Afinal, o que não se pode aceitar é que a alegação de boa-fé do agente só valha como exclusionary rule (good-faith exception), na eventual e hipotética inconstitucional admissão de provas obtidas por meios ilícitos.

Que se diga de forma clara: aderir ao programa é, das alternativas, a menos traumática, desde que adotadas todas as cautelas, sobretudo e principalmente de aconselhamento técnico em Direito Penal. Enfim, as preocupações com o Regime Especial de Regularização Cambial e Tributária não podem se resumir ao valor do imposto a ser pago. Há uma significativa quantidade de consequências penais, nem sempre favoráveis, na sua adesão, exigindo-se uma maior reflexão e, destacadamente, um efetivo acompanhamento técnico-jurídico.

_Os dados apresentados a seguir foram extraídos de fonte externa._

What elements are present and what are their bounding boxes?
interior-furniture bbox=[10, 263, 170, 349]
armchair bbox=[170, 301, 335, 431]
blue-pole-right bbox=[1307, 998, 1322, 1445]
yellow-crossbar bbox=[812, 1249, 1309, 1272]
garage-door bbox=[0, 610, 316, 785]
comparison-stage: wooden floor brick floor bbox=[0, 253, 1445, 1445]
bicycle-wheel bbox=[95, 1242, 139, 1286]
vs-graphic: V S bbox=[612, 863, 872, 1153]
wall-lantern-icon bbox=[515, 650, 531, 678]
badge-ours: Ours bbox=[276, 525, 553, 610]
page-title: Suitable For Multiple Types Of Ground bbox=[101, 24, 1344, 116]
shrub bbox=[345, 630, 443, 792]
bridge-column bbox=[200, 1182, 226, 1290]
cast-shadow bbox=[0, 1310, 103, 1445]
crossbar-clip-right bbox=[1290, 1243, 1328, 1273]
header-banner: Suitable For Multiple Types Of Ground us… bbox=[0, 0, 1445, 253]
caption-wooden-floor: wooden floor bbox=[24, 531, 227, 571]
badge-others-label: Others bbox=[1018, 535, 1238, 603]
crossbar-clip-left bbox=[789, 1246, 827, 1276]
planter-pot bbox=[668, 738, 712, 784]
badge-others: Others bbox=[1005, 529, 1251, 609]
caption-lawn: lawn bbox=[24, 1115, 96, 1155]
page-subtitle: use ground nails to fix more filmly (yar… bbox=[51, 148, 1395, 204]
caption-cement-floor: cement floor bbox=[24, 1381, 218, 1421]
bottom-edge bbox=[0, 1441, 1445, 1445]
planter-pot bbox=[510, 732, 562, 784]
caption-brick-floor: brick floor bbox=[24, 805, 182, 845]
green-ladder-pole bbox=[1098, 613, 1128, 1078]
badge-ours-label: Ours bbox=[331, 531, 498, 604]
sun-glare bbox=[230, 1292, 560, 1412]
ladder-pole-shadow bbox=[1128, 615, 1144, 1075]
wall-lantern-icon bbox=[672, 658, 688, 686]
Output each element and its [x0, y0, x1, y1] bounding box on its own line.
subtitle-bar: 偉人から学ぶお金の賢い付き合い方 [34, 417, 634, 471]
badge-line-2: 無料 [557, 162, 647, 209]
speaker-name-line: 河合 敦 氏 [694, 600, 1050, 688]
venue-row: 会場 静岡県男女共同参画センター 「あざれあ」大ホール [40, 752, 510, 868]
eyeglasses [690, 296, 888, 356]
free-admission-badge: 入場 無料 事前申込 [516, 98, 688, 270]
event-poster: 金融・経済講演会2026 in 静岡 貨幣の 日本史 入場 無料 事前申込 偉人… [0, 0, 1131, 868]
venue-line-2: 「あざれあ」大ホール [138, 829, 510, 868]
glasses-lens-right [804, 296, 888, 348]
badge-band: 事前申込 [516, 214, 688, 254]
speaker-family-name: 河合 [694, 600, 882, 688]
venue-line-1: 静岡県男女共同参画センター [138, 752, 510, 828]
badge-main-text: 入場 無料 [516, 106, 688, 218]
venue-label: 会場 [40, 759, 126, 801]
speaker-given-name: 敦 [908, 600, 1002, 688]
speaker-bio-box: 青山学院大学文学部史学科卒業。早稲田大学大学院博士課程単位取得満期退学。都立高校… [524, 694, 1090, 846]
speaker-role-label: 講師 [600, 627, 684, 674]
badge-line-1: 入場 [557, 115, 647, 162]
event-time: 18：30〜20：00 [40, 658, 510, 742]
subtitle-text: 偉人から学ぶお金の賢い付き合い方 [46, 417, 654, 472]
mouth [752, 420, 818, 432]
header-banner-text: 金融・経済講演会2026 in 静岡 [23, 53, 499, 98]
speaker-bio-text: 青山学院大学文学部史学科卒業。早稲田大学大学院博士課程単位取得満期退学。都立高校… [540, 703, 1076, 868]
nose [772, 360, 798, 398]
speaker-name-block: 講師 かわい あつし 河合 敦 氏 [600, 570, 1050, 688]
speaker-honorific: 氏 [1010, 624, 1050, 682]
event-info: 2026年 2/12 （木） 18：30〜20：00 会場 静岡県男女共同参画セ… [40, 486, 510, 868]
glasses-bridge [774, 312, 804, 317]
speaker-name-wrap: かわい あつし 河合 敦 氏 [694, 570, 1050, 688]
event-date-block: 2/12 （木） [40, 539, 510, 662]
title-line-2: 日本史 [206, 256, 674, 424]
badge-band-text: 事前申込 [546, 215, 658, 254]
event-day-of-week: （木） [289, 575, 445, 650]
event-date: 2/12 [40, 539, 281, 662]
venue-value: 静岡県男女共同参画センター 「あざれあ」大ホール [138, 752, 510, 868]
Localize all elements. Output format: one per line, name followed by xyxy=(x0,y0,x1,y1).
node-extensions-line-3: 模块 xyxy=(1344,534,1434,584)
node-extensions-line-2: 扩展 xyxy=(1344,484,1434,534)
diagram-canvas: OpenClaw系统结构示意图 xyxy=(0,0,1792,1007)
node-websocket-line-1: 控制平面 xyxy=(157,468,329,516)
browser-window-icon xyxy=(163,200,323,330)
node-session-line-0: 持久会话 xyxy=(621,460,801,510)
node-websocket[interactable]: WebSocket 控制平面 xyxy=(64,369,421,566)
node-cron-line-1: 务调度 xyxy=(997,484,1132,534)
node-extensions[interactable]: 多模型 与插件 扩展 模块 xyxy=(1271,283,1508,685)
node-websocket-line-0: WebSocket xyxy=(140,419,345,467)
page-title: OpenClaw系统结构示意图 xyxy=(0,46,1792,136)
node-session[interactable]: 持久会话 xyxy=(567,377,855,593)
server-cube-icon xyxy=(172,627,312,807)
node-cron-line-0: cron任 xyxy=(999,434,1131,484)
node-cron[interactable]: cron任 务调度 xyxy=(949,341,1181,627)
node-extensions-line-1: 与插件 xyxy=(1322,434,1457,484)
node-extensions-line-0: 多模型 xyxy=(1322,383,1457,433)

[1] Texto em Homenagem a Marcelo Nogueira Reis e Walter Manzi, exímios advogados tributaristas.

 


[i] Sobre os programas de “Offshore Voluntary Disclosure”, confira os estudos produzidos pela OCDE, publicados em 2010 e 2015.

[ii] A propósito, confira artigo da Conjur.

[iii] Cf. STF, HC 96.007, Relator: Min. MARCO AURÉLIO, Primeira Turma, julgado em 12/06/2012, ACÓRDÃO ELETRÔNICO DJe-027 DIVULG 07-02-2013 PUBLIC 08-02-2013.

[iv] Cf. FERNANDES, José Ricardo. A evasão de divisas como estratégia do crime organizado? Razões e consequências dessa criminalização. 2010, 215 f., Dissertação (Mestrado em Sociologia) – Instituto de Filosofia e Ciências Humanas, Universidade Federal do Rio Grande do Sul, Porto Alegre, 2010.

[v] Já nos posicionamos em sentido contrário a este concurso de crimes em casos tais, por representar bis in idem. A esse respeito, ver FÖPPEL, Gamil e LUZ, Ilana. Comentários Críticos à Lei Brasileira de Lavagem de Capitais.  Rio de Janeiro, Lumen Juris.

[vi] QUEIJO, Maria Elizabeth. O direito de não produzir prova contra si mesmo: (o princípio nemo tenetur se detegere e suas decorrências no processo penal). São Paulo: Saraiva, 2003, p. 318.